2 January 2002 to April 2002

14 March 2002

After Eungella National park a day sailing trip around the Whitsundays seemed like fun. We woke up to grey skies and a memory of rain in the night. Angie fetched us spot on time and was very bright and friendly and full of funny chatter. Before leaving we were advised to hire stingsuits ($5.00) against jellyfish. Everybody did. The boat was little more than a long metal tub with two catamaran-like rubber floats on either side. Angie had advised me to sit at the back on the left – the driest and least bumpy part of the boat.  This we soon found out was all relative. We were heading straight into the wind and it was screamingly bumpy – thuds that made my back and insides hurt and the spray was cold and wet but everybody was in a good mood. I realised that we have a penchant for 18-35 year old adventure outings but need 50’s and over comfort!
Our first stop was on  Hook Island to see sacred Aboriginal rock paintings at Nara Inlet.

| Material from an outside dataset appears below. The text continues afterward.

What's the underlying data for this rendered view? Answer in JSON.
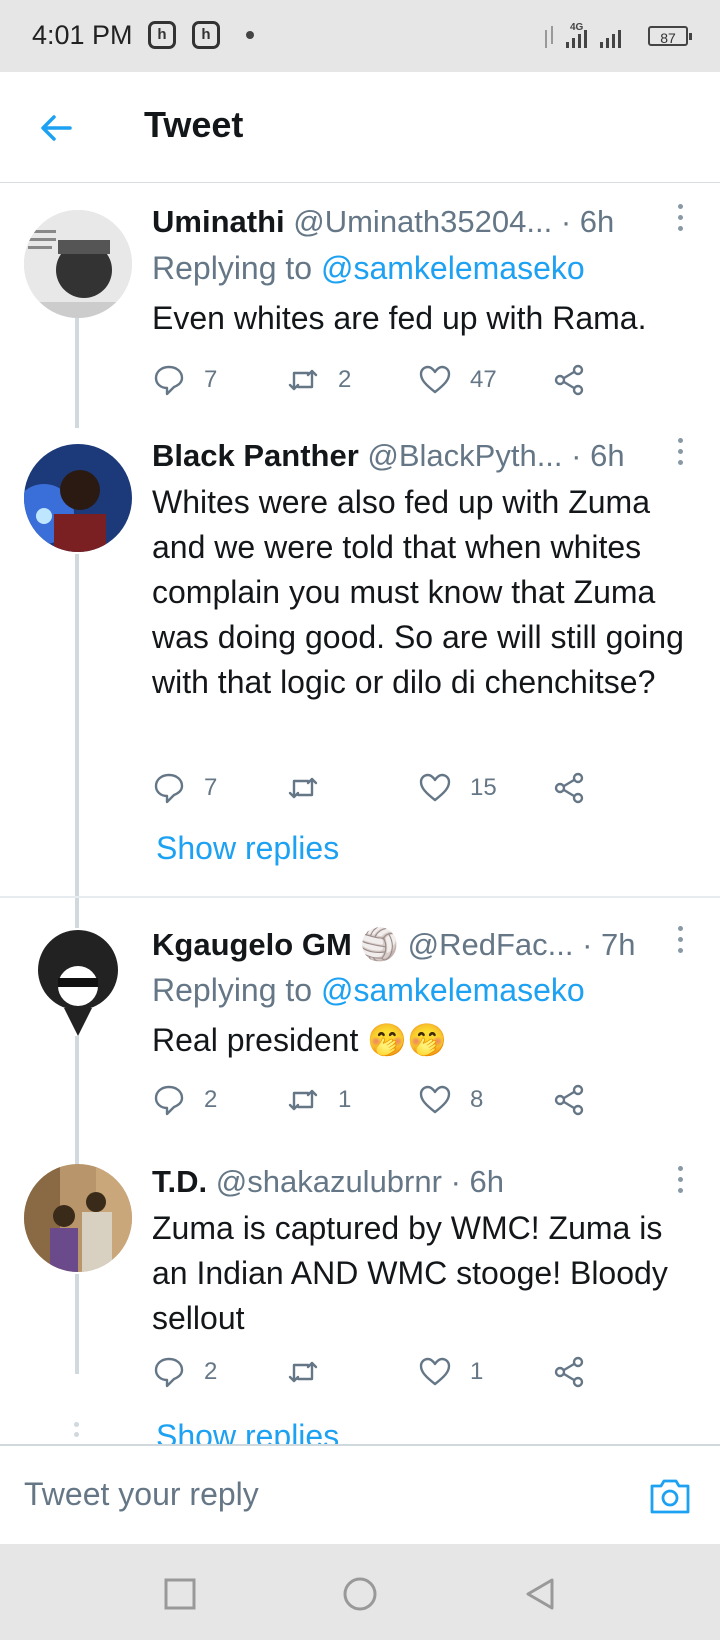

Since the few hundred original aborigines were all killed, either by disease or in skirmishes with the whites there is no one to explain what the paintings  mean, some say maps for fish traps.
The Aborigines had to adapt their lives to being an island people about 10,000 years ago, when the waters rose. They learnt how to make canoes and live off fishing. Angie talked about cycads, acacias, showed us butterflies and insects and showed us how to lick the bums of green ants from whence, believe it or not, emanates a delightful lemon essence flavour.

After this we raced off to Border island. The boat anchored just off the coast and we suited up in our sting suits and went snorkeling. That took a decision not to be afraid of the jellyfish even though one woman was stung the previous day and had to be airlifted to hospital. There was a magnificent array of corals, hard and soft with some sponges, but really few fish. A lot of bleaching had taken place and large tracts of staghorn coral were white – either due to global warming or fresh water flowing down the rocks and into the water.

We stopped at Whitehaven Island for lunch, a swim and a read. In addition to the usual eucalyptus and banksia trees these islands all have hoop pine growing on them. This gives them a decidedly untropical skyline, more like islands you’d expect in upstate NY than in the tropics with coral in the waters below. It was a thoroughly enjoyable day and a great way to get a feel for the expanse of the islands.

Back at our motorhome we washed and dressed and rode our bicycles to town. Airlie Beach is a backpacker’s haven with lots of fast food joints, agents offering various watersports and many internet cafes. We felt like something a bit more sedate after our hectic day so chose to eat at the Courtyard, mainly because it offered a dish made up of kangaroo, crocodile, crayfish and baramundi. I chickened out and had a spotted gum smoked steak. Eitan's dinner was interesting; mine was delicious.